If the question’s assumption was true, hospitals with higher prices would likely have had higher shares of Medicaid and Medicare patients’ but that was not the case. NASHP’s Hospital Cost Tool allows purchasers to identify exactly what percentage of a hospital’s Medicare, Medicaid, and Children’s Health Insurance Program (CHIP) costs are reimbursed. The tool also shows what percentage of a hospital’s total charges are attributable to each program, and a hospital’s profit margin for all government programs collectively. The tool’s breakeven levels calculate what the commercial rates as a reference to Medicare would be if commercial payers covered any potential shortfalls from public payers or the uninsured. The RAND study can further inform purchasers as it shows commercial prices at hospitals across the country.

Further, several state leaders reported to NASHP that their state Medicaid program increased payments to hospitals and noted there was not a commiserate reduction to the commercial payment rate as a result.

Why address health care costs through hospital spending, particularly during a public health emergency?

Hospital spending is the largest health care expenditure in the United States.
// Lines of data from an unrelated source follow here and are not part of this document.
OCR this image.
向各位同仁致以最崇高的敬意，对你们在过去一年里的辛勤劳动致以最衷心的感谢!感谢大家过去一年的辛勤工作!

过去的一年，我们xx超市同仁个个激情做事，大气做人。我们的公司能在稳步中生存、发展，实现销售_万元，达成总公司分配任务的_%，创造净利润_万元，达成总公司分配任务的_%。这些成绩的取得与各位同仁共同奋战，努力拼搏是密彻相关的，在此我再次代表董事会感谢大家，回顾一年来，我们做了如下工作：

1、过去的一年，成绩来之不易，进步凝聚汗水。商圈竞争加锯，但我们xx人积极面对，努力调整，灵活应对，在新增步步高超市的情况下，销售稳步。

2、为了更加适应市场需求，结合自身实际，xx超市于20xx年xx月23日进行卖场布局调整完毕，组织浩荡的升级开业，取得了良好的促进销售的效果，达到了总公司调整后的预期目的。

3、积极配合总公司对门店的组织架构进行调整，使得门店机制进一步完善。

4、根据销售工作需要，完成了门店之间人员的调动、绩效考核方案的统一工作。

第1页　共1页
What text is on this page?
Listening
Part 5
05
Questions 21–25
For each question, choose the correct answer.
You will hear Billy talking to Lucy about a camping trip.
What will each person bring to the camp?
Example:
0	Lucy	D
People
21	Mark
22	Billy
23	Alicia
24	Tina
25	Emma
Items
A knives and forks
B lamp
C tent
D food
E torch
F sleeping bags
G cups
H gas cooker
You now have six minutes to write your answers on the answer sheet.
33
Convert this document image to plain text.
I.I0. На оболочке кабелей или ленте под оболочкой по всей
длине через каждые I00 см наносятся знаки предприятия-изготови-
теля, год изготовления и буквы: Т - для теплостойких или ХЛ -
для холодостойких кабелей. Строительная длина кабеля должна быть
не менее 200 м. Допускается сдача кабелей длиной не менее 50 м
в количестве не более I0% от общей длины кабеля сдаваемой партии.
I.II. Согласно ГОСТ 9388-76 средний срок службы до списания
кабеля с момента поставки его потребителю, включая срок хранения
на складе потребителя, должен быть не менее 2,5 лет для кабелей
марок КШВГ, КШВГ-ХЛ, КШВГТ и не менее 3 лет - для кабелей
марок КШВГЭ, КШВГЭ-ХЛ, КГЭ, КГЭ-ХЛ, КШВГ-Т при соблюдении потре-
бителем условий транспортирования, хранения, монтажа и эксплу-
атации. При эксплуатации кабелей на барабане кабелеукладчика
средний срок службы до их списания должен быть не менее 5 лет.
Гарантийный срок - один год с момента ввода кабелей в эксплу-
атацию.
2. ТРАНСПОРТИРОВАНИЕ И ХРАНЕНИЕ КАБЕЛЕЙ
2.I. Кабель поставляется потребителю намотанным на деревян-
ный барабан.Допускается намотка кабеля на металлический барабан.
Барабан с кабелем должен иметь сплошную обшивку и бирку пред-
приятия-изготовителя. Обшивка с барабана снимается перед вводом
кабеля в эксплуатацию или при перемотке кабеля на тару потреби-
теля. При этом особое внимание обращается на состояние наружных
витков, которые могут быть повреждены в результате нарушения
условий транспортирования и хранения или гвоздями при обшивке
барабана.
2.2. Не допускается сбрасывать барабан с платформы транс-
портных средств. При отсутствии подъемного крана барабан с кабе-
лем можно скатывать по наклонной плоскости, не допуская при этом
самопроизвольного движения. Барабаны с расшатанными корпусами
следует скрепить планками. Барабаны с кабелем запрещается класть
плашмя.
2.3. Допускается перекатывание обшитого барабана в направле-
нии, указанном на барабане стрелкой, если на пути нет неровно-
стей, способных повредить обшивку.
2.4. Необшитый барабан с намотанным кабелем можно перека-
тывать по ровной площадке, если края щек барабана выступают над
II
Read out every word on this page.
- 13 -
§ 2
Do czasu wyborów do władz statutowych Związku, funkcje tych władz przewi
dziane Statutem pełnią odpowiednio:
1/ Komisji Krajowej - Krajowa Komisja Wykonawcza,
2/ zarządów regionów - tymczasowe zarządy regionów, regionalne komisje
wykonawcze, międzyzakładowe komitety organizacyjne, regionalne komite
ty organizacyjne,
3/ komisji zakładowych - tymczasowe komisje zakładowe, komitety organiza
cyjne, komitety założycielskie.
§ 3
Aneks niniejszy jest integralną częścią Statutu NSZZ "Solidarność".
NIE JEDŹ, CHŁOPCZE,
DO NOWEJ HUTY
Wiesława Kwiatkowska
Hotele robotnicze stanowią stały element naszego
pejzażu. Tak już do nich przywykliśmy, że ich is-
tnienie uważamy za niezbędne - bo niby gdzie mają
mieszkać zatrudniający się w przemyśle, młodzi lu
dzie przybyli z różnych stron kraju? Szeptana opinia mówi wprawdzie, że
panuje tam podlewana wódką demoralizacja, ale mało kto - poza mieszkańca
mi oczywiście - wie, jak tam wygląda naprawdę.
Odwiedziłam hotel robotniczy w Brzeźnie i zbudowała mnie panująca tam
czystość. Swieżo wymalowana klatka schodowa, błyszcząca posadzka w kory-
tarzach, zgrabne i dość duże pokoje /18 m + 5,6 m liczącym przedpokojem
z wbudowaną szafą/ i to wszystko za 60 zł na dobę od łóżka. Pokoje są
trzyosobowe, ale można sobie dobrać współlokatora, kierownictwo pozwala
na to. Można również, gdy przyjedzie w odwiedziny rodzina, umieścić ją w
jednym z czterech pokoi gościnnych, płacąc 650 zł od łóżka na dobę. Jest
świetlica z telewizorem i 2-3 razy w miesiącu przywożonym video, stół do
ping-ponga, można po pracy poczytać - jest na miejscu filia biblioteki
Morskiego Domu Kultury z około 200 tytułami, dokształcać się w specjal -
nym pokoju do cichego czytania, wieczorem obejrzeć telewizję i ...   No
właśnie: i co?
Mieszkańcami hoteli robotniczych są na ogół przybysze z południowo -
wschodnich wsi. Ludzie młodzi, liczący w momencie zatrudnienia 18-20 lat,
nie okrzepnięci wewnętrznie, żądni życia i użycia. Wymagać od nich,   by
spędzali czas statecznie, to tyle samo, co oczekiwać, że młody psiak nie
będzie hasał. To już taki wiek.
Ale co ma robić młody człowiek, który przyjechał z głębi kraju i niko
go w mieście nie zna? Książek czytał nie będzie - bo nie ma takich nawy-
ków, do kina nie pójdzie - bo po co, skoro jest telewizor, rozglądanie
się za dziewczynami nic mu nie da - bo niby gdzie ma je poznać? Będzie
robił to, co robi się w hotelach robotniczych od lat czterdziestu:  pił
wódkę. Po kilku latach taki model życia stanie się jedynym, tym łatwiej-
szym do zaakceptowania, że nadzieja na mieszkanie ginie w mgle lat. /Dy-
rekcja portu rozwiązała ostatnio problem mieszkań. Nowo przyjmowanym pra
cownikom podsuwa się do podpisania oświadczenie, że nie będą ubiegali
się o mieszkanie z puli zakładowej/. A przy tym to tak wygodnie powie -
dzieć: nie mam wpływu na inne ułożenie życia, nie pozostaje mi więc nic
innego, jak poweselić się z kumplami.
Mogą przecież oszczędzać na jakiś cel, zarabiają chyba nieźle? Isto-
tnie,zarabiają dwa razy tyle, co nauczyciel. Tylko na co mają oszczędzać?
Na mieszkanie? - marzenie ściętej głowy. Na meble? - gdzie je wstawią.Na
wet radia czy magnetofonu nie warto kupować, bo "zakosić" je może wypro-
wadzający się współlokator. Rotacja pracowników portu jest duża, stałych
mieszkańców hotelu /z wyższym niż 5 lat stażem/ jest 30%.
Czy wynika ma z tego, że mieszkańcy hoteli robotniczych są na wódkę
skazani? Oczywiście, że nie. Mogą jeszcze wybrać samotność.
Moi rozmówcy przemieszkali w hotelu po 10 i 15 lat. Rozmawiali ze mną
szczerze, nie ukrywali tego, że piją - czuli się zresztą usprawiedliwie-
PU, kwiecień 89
Combined with physician practices, which are increasingly being acquired by health care systems, hospital spending accounted for 53 percent of health care expenditures in 2018.

According to the Health Care Cost Institute, the main drivers of rising health care spending are price increases, not increased utilization. At a time of diminished state budgets and profitable health care entities, addressing hospital prices presents the most significant potential to reduce health care costs. Analyzing hospital cost data through the tool’s could free up much-needed state revenue while still appropriately covering a hospital’s costs.